Shero paid him ultimate compliment
Crisp remembers that game for another reason. Not only did he help the Flyers win a Stanley Cup, but coach Shero paid him the ultimate compliment. Clinging to a 1-0 lead, Shero put a lot of faith in Crisp when he put him out on the ice for the final minute. The coach told the veteran centre that he had one job to do — shadow Bruins’ superstar Bobby Orr.
“Bobby Orr had tripped Bobby Clarke on a breakaway and took a penalty with under three minutes to play,” Crisp recalled vividly. “With just over a minute left, Freddie tapped me on the shoulder and said you’re going out.
“He told me, ‘Bobby Orr is yours. When you hit the ice, you watch the penalty box . . . nothing else. When he comes out of that penalty box, you stick with him.’ I said to myself, ‘Bobby Orr and I have to contain him? It’s probably the biggest compliment Freddie ever paid me.
“When I stepped on the ice, I didn’t care where the puck was. I just watched that penalty box door and the clock. After Orr jumped out of the penalty box, we got a break because he iced the puck. But there was no call, and Joey Watson held onto the puck behind the net until the buzzer went.”
Turned into a checker
In Junior and early in his pro career, Crisp said he was always a goal-scorer, but that all changed when he was taken by St. Louis in the 1967 NHL expansion draft. Coach Bowman turned him into a defensive specialist.
“I was a goal-scorer my entire life . . . in minor hockey, Jr. ‘B’, Major Jr. ‘A’ and in the minors. I had my best year in the minors, 38 goals, before I joined St. Louis. But when I went to the Blues, Bowman told me I was a checker.
“Scotty turned me into a checker, but I would have driven the zamboni to stay in the NHL. You have to park your ego at the door in the NHL because it’s a whole new realm. If he wanted me to be a checker, I was determined to be the best checker he had. Later, when I got traded to the Flyers, it was because of what Scotty Bowman taught me in St. Louis.”
Crisp described Shero and Bowman as “polar opposites” when it came to coaching, but he said he learned a lot from both brilliant hockey men.
“Scotty was a task master, and had to have his finger on everything and control everything,” he remembers. “But Freddie gave everyone free rein.
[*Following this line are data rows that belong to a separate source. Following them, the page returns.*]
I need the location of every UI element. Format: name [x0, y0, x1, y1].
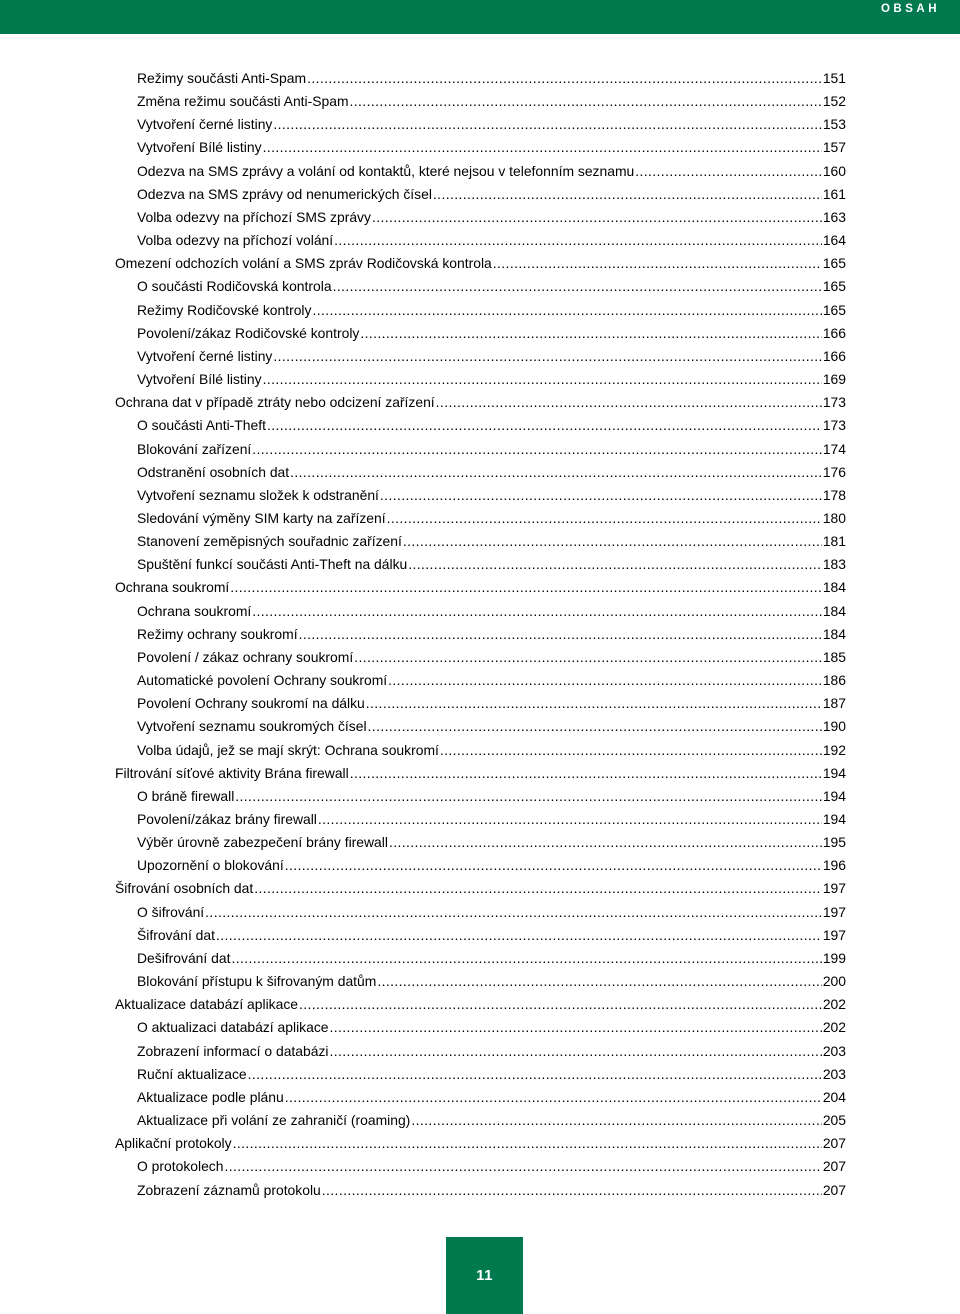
dot-leader — [408, 553, 822, 576]
toc-entry-page: 161 — [822, 185, 846, 202]
toc-entry[interactable] — [0, 646, 846, 669]
toc-entry-title: Ochrana soukromí — [137, 602, 252, 619]
dot-leader — [299, 993, 822, 1016]
toc-entry-page: 202 — [822, 1019, 846, 1036]
toc-entry[interactable] — [0, 183, 846, 206]
toc-entry-page: 186 — [822, 672, 846, 689]
toc-entry-page: 151 — [822, 70, 846, 86]
toc-entry-title: Povolení/zákaz brány firewall — [137, 811, 317, 827]
toc-entry-page: 166 — [822, 347, 846, 364]
toc-entry-page: 181 — [822, 533, 846, 550]
toc-entry[interactable] — [0, 715, 846, 738]
dot-leader — [380, 484, 822, 507]
toc-entry[interactable] — [0, 600, 846, 623]
toc-entry-title: Změna režimu součásti Anti-Spam — [137, 93, 349, 110]
dot-leader — [205, 901, 822, 924]
dot-leader — [350, 762, 822, 785]
toc-entry[interactable] — [0, 345, 846, 368]
toc-entry-title: Vytvoření Bílé listiny — [137, 371, 262, 388]
dot-leader — [433, 183, 822, 206]
toc-entry[interactable] — [0, 438, 846, 461]
toc-entry-title: Dešifrování dat — [137, 949, 231, 966]
toc-entry-page: 200 — [822, 973, 846, 990]
toc-entry[interactable] — [0, 576, 846, 599]
dot-leader — [330, 1040, 822, 1063]
toc-entry[interactable] — [0, 947, 846, 970]
dot-leader — [411, 1109, 822, 1132]
toc-entry[interactable] — [0, 368, 846, 391]
toc-entry-title: Zobrazení informací o databázi — [137, 1042, 329, 1059]
page-number-box — [446, 1237, 523, 1314]
toc-entry[interactable] — [0, 1179, 846, 1202]
toc-entry[interactable] — [0, 1086, 846, 1109]
toc-entry-title: Povolení / zákaz ochrany soukromí — [137, 648, 354, 665]
toc-entry-page: 185 — [822, 648, 846, 665]
toc-entry[interactable] — [0, 391, 846, 414]
toc-entry-title: Režimy součásti Anti-Spam — [137, 70, 307, 86]
toc-entry-title: O šifrování — [137, 903, 205, 920]
toc-entry-page: 195 — [822, 834, 846, 851]
toc-entry[interactable] — [0, 762, 846, 785]
toc-entry-page: 176 — [822, 463, 846, 480]
toc-entry-title: Vytvoření černé listiny — [137, 116, 273, 133]
toc-entry-page: 165 — [822, 301, 846, 318]
toc-entry-title: Vytvoření seznamu složek k odstranění — [137, 486, 379, 503]
toc-entry[interactable] — [0, 414, 846, 437]
dot-leader — [493, 252, 822, 275]
toc-entry-title: Aktualizace databází aplikace — [115, 996, 299, 1013]
toc-entry-title: Šifrování osobních dat — [115, 880, 254, 897]
toc-entry-page: 166 — [822, 324, 846, 341]
toc-entry-page: 180 — [822, 509, 846, 526]
dot-leader — [440, 739, 822, 762]
dot-leader — [273, 113, 821, 136]
toc-entry[interactable] — [0, 484, 846, 507]
toc-entry-title: Ochrana soukromí — [115, 579, 230, 596]
toc-entry-page: 178 — [822, 486, 846, 503]
toc-entry[interactable] — [0, 90, 846, 113]
dot-leader — [230, 576, 822, 599]
toc-entry-page: 157 — [822, 139, 846, 156]
toc-entry-page: 190 — [822, 718, 846, 735]
toc-entry[interactable] — [0, 1109, 846, 1132]
toc-entry[interactable] — [0, 530, 846, 553]
toc-entry-page: 203 — [822, 1065, 846, 1082]
dot-leader — [267, 414, 822, 437]
toc-entry[interactable] — [0, 831, 846, 854]
dot-leader — [252, 600, 822, 623]
dot-leader — [389, 831, 822, 854]
dot-leader — [403, 530, 822, 553]
dot-leader — [350, 90, 822, 113]
dot-leader — [263, 368, 822, 391]
toc-entry[interactable] — [0, 739, 846, 762]
toc-entry[interactable] — [0, 924, 846, 947]
toc-entry[interactable] — [0, 901, 846, 924]
toc-entry[interactable] — [0, 553, 846, 576]
toc-entry[interactable] — [0, 299, 846, 322]
toc-entry-page: 196 — [822, 857, 846, 874]
toc-entry[interactable] — [0, 160, 846, 183]
toc-entry-page: 184 — [822, 579, 846, 596]
dot-leader — [290, 461, 822, 484]
toc-entry-page: 152 — [822, 93, 846, 110]
toc-entry-title: Šifrování dat — [137, 926, 215, 943]
page-title: OBSAH — [880, 3, 940, 15]
dot-leader — [285, 854, 822, 877]
dot-leader — [366, 692, 822, 715]
toc-entry-title: Výběr úrovně zabezpečení brány firewall — [137, 834, 388, 851]
toc-entry-page: 205 — [822, 1112, 846, 1129]
toc-entry-title: Sledování výměny SIM karty na zařízení — [137, 509, 386, 526]
toc-entry-page: 164 — [822, 232, 846, 249]
toc-entry[interactable] — [0, 623, 846, 646]
toc-entry[interactable] — [0, 877, 846, 900]
toc-entry[interactable] — [0, 322, 846, 345]
toc-entry-title: O součásti Anti-Theft — [137, 417, 266, 434]
toc-entry-title: Stanovení zeměpisných souřadnic zařízení — [137, 533, 402, 550]
dot-leader — [330, 1016, 822, 1039]
toc-entry-title: Odezva na SMS zprávy od nenumerických čísel — [137, 185, 432, 202]
toc-entry-title: O aktualizaci databází aplikace — [137, 1019, 329, 1036]
toc-entry-title: Vytvoření černé listiny — [137, 347, 273, 364]
toc-entry[interactable] — [0, 507, 846, 530]
dot-leader — [368, 715, 822, 738]
toc-entry-title: Omezení odchozích volání a SMS zpráv Rodičovská kontrola — [115, 255, 492, 272]
dot-leader — [273, 345, 821, 368]
header-bar — [0, 0, 960, 34]
toc-entry-title: Aplikační protokoly — [115, 1135, 232, 1152]
toc-entry[interactable] — [0, 1040, 846, 1063]
toc-entry-page: 194 — [822, 764, 846, 781]
toc-entry-page: 184 — [822, 625, 846, 642]
dot-leader — [312, 299, 821, 322]
toc-entry[interactable] — [0, 275, 846, 298]
dot-leader — [322, 1179, 822, 1202]
toc-entry-page: 197 — [822, 880, 846, 897]
dot-leader — [354, 646, 822, 669]
toc-entry-title: Blokování zařízení — [137, 440, 252, 457]
toc-entry[interactable] — [0, 785, 846, 808]
toc-entry-page: 183 — [822, 556, 846, 573]
toc-entry-page: 207 — [822, 1158, 846, 1175]
toc-entry-page: 160 — [822, 162, 846, 179]
dot-leader — [263, 136, 822, 159]
dot-leader — [299, 623, 822, 646]
dot-leader — [252, 438, 822, 461]
toc-entry[interactable] — [0, 1132, 846, 1155]
toc-entry-title: O protokolech — [137, 1158, 224, 1175]
toc-entry[interactable] — [0, 1016, 846, 1039]
toc-entry-title: Vytvoření seznamu soukromých čísel — [137, 718, 367, 735]
dot-leader — [360, 322, 821, 345]
dot-leader — [233, 1132, 822, 1155]
toc-entry-title: Volba údajů, jež se mají skrýt: Ochrana soukromí — [137, 741, 439, 758]
toc-entry-page: 197 — [822, 903, 846, 920]
toc-entry-title: Ochrana dat v případě ztráty nebo odcizení zařízení — [115, 394, 435, 411]
dot-leader — [333, 275, 822, 298]
toc-entry[interactable] — [0, 136, 846, 159]
table-of-contents — [0, 67, 960, 1202]
toc-entry-page: 194 — [822, 787, 846, 804]
dot-leader — [224, 1155, 821, 1178]
toc-entry-page: 169 — [822, 371, 846, 388]
dot-leader — [334, 229, 822, 252]
toc-entry[interactable] — [0, 1155, 846, 1178]
toc-entry-title: Blokování přístupu k šifrovaným datům — [137, 973, 377, 990]
dot-leader — [372, 206, 822, 229]
toc-entry-title: Upozornění o blokování — [137, 857, 284, 874]
toc-entry[interactable] — [0, 206, 846, 229]
toc-entry-title: Volba odezvy na příchozí SMS zprávy — [137, 208, 371, 225]
dot-leader — [235, 785, 822, 808]
toc-entry[interactable] — [0, 808, 846, 831]
toc-entry[interactable] — [0, 993, 846, 1016]
toc-entry[interactable] — [0, 252, 846, 275]
dot-leader — [318, 808, 822, 831]
toc-entry-page: 199 — [822, 949, 846, 966]
toc-entry[interactable] — [0, 1063, 846, 1086]
toc-entry-page: 163 — [822, 208, 846, 225]
toc-entry-page: 174 — [822, 440, 846, 457]
toc-entry-page: 207 — [822, 1135, 846, 1152]
toc-entry-page: 204 — [822, 1088, 846, 1105]
toc-entry-title: Povolení Ochrany soukromí na dálku — [137, 695, 365, 712]
toc-entry-page: 165 — [822, 255, 846, 272]
dot-leader — [635, 160, 822, 183]
toc-entry-title: Zobrazení záznamů protokolu — [137, 1181, 321, 1198]
dot-leader — [285, 1086, 822, 1109]
toc-entry[interactable] — [0, 970, 846, 993]
dot-leader — [231, 947, 821, 970]
toc-entry[interactable] — [0, 692, 846, 715]
dot-leader — [387, 507, 822, 530]
toc-entry-title: Volba odezvy na příchozí volání — [137, 232, 334, 249]
toc-entry-title: Povolení/zákaz Rodičovské kontroly — [137, 324, 360, 341]
toc-entry-page: 153 — [822, 116, 846, 133]
toc-entry-page: 173 — [822, 394, 846, 411]
toc-entry-title: Aktualizace podle plánu — [137, 1088, 284, 1105]
dot-leader — [307, 67, 822, 90]
toc-entry[interactable] — [0, 854, 846, 877]
toc-entry-page: 165 — [822, 278, 846, 295]
toc-entry-page: 202 — [822, 996, 846, 1013]
toc-entry-page: 203 — [822, 1042, 846, 1059]
toc-entry-title: Automatické povolení Ochrany soukromí — [137, 672, 388, 689]
toc-entry-title: Filtrování síťové aktivity Brána firewall — [115, 764, 349, 781]
toc-entry-title: Režimy ochrany soukromí — [137, 625, 298, 642]
toc-entry-title: Spuštění funkcí součásti Anti-Theft na dálku — [137, 556, 408, 573]
toc-entry-page: 187 — [822, 695, 846, 712]
toc-entry-page: 197 — [822, 926, 846, 943]
toc-entry-title: Vytvoření Bílé listiny — [137, 139, 262, 156]
toc-entry-page: 173 — [822, 417, 846, 434]
toc-entry[interactable] — [0, 229, 846, 252]
toc-entry-title: Odezva na SMS zprávy a volání od kontaktů, které nejsou v telefonním seznamu — [137, 162, 635, 179]
dot-leader — [388, 669, 822, 692]
toc-entry-page: 194 — [822, 811, 846, 827]
dot-leader — [216, 924, 822, 947]
toc-entry-title: O součásti Rodičovská kontrola — [137, 278, 332, 295]
toc-entry-page: 184 — [822, 602, 846, 619]
dot-leader — [377, 970, 821, 993]
toc-entry[interactable] — [0, 67, 846, 90]
dot-leader — [248, 1063, 822, 1086]
toc-entry[interactable] — [0, 461, 846, 484]
toc-entry-title: Ruční aktualizace — [137, 1065, 247, 1082]
toc-entry[interactable] — [0, 113, 846, 136]
toc-entry-page: 192 — [822, 741, 846, 758]
page-number: 11 — [476, 1267, 493, 1284]
toc-entry-title: Aktualizace při volání ze zahraničí (roaming) — [137, 1112, 411, 1129]
dot-leader — [436, 391, 822, 414]
dot-leader — [254, 877, 822, 900]
toc-entry[interactable] — [0, 669, 846, 692]
toc-entry-title: Režimy Rodičovské kontroly — [137, 301, 312, 318]
toc-entry-title: Odstranění osobních dat — [137, 463, 290, 480]
toc-entry-title: O bráně firewall — [137, 787, 235, 804]
toc-entry-page: 207 — [822, 1181, 846, 1198]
I was fortunate to work under both of them, and both were successful.
“Don’t forget, under Scotty, we went to the Stanley Cup final three years in a row in St. Louis. We didn’t win one, but we were there. Scotty was ahead of his time, too. He lived and breathed hockey 26 hours a day. He never rested. I loved playing for both guys. And before that, I got to play four years under Harry Sinden (in the Boston organization).”
Remembers parade of 1974
Crisp also knows he was “very fortunate” to get traded to the Flyers late in his playing career.
He says he will always remember the Stanley Cup parade through the streets of Philadelphia in the spring of 1974. The team planned for a 45-minute event, but the parade lasted four hours. Two million people lined the streets to honour the champion Flyers.
“It was unreal,” Crisp recalled. “We were in convertibles going down Broad Street. The people were jamming the cars and we couldn’t move. We sat and sat and sat, and finally the policemen on motorcycles with German shepards cleared the way. It was crazy, but great to be a part of.”
Today, it’s still the largest public gathering in the history of the city.